Condiciones para una reforma sin cisma
Es el título de la segunda parte, que contiene lo más substancial y lúcido del libro. Señala que en todo movimiento cabe desarrollo auténtico o desviación, y que muchas veces la reacción a un error unilateral provoca también un acento unilateral. Después estudia cuáles son las condiciones de una verdadera reforma. Y señala cuatro condiciones.
La primera es “la primacía de la caridad y de la pastoral”. No se puede pretender reformar la Iglesia solo con ideas o ideales, que pueden quedarse en afirmaciones teóricas: hay que atenerse a la práctica pastoral, que es lo que garantiza la eficacia. Las herejías frecuentemente tratan a la Iglesia como una idea y maltratan la realidad creando tensiones destructivas.
La segunda condición es “permanecer en la comunión del todo”. Es también la condición de ser católico, unido a lo universal en la Iglesia. Muchas veces la iniciativa parte de la periferia, pero debe ser integrada con el centro, que ejerce un papel regulador.

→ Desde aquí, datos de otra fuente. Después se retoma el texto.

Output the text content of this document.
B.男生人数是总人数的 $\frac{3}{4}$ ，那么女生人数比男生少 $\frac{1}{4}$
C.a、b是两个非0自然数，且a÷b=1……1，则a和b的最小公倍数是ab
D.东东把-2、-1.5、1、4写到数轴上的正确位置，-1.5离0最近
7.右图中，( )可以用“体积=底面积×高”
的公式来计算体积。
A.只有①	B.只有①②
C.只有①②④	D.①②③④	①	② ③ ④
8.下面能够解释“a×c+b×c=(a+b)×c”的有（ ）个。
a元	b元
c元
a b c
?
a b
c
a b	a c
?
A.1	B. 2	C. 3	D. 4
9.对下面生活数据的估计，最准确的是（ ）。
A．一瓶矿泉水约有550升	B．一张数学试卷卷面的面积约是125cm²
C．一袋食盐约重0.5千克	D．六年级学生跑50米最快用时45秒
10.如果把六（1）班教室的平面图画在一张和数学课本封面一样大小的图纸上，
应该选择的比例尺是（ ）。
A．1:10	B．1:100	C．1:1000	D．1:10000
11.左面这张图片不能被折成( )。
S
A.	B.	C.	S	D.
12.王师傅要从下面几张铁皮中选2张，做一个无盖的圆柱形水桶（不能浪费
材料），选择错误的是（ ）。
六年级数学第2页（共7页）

La tercera condición sigue a la anterior y es “la paciencia, evitar los apresuramientos”. La unidad y la integración tienen sus tiempos, que es preciso respetar, y la precipitación provoca rupturas. Esa paciencia, a veces doliente, es una prueba de autenticidad y rectitud de intención. Congar lo vivió en sus propias carnes, aunque no siempre logró ser tan paciente.

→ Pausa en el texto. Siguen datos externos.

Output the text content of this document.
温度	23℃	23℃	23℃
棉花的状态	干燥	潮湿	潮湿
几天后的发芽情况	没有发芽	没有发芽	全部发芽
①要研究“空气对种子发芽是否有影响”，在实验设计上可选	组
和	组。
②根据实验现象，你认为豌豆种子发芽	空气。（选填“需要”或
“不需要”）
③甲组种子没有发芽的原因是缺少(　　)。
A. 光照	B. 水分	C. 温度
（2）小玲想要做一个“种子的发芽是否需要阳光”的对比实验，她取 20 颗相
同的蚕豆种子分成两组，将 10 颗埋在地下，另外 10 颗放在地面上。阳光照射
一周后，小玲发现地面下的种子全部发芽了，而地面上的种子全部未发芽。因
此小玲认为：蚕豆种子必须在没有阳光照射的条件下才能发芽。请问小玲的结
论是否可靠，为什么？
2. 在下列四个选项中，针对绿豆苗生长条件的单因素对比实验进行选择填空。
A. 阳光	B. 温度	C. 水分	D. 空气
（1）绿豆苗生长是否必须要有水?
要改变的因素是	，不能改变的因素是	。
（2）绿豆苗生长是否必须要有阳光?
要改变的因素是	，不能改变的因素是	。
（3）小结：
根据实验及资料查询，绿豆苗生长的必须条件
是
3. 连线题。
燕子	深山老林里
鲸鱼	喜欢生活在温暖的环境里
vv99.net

La cuarta condición es que la verdadera renovación supone el retorno al principio y a la tradición, no la introducción de una novedad en virtud de una “adaptación mecánica”. Congar distingue lo que es una adaptación como desarrollo legítimo que se ha de hacer conectando con las fuentes de la Iglesia, de lo que sería una adaptación como introducción de una novedad que se suma como algo postizo. Esto también se inspiraba en Newman, otro de sus grandes referentes.
También sobre la Reforma
Como si fuera un eco, la encíclica Ecclesiam suam (6 de agosto de 1964) de Pablo VI, en el contexto del Concilio, todavía por terminar, habla de las condiciones de una verdadera reforma de la Iglesia; y del método, que ha de ser el diálogo. Se trata de “devolverle siempre su forma perfecta que, por una parte, corresponda al plan primitivo y que, por otra, sea reconocida como coherente y aprobada en aquel desarrollo necesario que, como árbol de la semilla, ha dado a la Iglesia, partiendo de aquel diseño, su legítima forma histórica y concreta”. También Benedicto XVI se referirá a la necesaria distinción entre reforma y ruptura al interpretar la voluntad del Concilio Vaticano II y precisar la hermenéutica con que hay que leerlo.
Noticias bibliográficas
Acaba de publicarse una gruesa biografía de Congar, por Étienne Fouillox, que editó también su Diario de un teólogo (1946-1956), y es un conocido historiador de esa interesantísima época en Francia. También se pueden encontrar online varios estudios de los profesores Ramiro Pellitero y Santiago Madrigal.